Tackling escalating clinical negligence costs requires a ‘co-ordinated policy approach between health and justice bodies’, but the government has not yet established such a strategy, the NAO warned.
The watchdog's Managing the costs of clinical negligence in trusts report found spending on clinical negligence for trusts quadrupled over the last decade from £400m in 2006/7 to £1.6bn last year in 2016/17.
Over the same period, the number of successful claims resulting in pay-outs more than doubled from 2,800 to 7,300. The report centres on rising costs for hospital trusts, but clinical negligence claims against GPs have seen rises at a similar rate in recent years.
GPonline reported last month that indemnity costs had stripped the equivalent of more than 2,500 GPs from the primary care workforce, as 90% of GPs said their indemnity fees rose in the past year.
The NAO called on the government to take a stronger and more integrated approach to rein in the increasing cost of clinical negligence claims across the health and justice systems.
It recommended looking to other countries, where reforms such as prohibiting the awarding of damages for economic losses below a certain level and capping legal costs have helped make significant savings. In the US, the proportion of payouts from claims in 2012 was less than half of the 1992 level, and the cost per physician was reduced by 48%.
The bulk of the increase in costs in the UK – around 45% – was due to the number of claims increasing, while 33% was due to the value of payouts rising. Rising legal costs accounted for the final 21%.
The NAO warned that the DH and NHS Resolution’s proposed actions to contain the rising cost of clinical negligence claims are unlikely to stop this growth, with claims rising at a faster rate year-on-year than NHS funding. It warned that ministers lack 'a coherent cross-government strategy, underpinned by policy, to support measures to tackle the rising cost of clinical negligence’.
Current plans, even if successfully implemented, will only save some £90m a year by 2020/21 – which will barely make a dent in the expected £3.2bn clinical negligence bill for trusts in the same year.
Amyas Morse, head of the NAO, said: ‘The cost of clinical negligence in trusts is significant and rising fast, placing increasing financial pressure on an already stretched system. NHS Resolution and the [DH] are proposing measures to tackle this, but the expected savings are small compared with the predicted rise in overall costs.

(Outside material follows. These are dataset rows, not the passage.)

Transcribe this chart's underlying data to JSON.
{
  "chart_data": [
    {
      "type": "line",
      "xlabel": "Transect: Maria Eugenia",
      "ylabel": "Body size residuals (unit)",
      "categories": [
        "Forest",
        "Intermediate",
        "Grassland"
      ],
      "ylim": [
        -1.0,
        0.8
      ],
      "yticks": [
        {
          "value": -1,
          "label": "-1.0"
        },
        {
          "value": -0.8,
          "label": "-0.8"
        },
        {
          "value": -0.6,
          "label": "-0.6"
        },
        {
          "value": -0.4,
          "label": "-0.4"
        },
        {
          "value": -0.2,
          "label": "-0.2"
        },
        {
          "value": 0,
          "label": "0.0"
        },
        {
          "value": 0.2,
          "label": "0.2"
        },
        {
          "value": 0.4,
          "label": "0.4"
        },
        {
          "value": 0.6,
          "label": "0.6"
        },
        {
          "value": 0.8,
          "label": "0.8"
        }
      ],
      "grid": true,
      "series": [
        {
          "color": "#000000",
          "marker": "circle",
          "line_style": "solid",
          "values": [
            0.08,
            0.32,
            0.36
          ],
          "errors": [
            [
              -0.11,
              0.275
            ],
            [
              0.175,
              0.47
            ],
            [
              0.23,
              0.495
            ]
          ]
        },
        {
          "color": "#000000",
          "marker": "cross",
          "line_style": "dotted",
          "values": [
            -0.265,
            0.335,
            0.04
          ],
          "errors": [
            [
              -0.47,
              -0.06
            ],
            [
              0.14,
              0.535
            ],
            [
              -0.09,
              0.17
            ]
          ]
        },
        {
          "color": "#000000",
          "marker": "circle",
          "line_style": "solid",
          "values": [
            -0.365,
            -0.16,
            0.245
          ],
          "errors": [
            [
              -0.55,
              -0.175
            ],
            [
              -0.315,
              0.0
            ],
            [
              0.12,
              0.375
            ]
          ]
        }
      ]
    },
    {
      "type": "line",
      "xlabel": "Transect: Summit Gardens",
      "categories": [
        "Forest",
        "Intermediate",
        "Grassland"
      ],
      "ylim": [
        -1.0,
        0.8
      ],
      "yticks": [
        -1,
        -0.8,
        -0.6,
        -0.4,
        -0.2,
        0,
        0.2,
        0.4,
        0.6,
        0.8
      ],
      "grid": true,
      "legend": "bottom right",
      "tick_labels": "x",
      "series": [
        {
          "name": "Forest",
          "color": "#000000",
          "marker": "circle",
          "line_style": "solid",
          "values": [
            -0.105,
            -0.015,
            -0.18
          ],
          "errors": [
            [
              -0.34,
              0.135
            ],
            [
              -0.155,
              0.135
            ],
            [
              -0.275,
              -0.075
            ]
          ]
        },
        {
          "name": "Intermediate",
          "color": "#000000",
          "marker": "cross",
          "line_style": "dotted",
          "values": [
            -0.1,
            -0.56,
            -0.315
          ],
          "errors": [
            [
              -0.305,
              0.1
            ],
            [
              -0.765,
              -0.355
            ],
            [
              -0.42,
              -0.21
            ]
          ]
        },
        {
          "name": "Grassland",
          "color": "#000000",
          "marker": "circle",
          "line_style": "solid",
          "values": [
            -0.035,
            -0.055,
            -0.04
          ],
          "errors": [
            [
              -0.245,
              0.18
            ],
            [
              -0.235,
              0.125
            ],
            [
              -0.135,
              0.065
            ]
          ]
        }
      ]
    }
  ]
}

‘At £60bn, up from £51bn last year, the provision for clinical negligence in trusts is one of the biggest liabilities in the government accounts, and one of the fastest growing. Fundamentally changing the biggest drivers of increasing cost will require significant activity in policy and legislation, areas beyond my scope.’
House of Commons public accounts committee (PAC) chair Meg Hillier said: ‘The DH and Ministry of Justice have been too slow to work together to turn the tide, with actions to save £90m a year by 2020/21 a drop in the ocean in the face of forecast costs of £3.2bn a year by 2021.
‘We need government to take a good hard look at the financial and personal costs of clinical negligence.’
Dr Pallavi Bradshaw, senior medicolegal adviser at the MPS, said: ‘The NAO is right to raise concerns about the rising cost of clinical negligence to the NHS.
‘We believe legal reform is needed to help achieve a balance between compensation that is reasonable, but also affordable – both to the NHS and to healthcare professionals who are feeling the pressure of rising clinical negligence costs through their professional protection subscriptions.’
A government spokesman said: ‘Clinical negligence costs are too high, which is why are we are taking action across government to drive these costs down.
‘This includes proposals to fix the amount legal firms can recover from clinical negligence cases and provide families affected by severe avoidable birth injuries with an alternative to lengthy court disputes – as well as investing millions in training for staff and new equipment to deliver our ambition of halving neonatal deaths, stillbirths, maternal deaths and brain injuries caused during or shortly after labour by 2030.
‘But there is still more to do – that’s why we will develop a coherent strategy to tackle the rising costs, supported by our relentless pursuit of improved safety standards and a transparent, learning culture across the NHS.’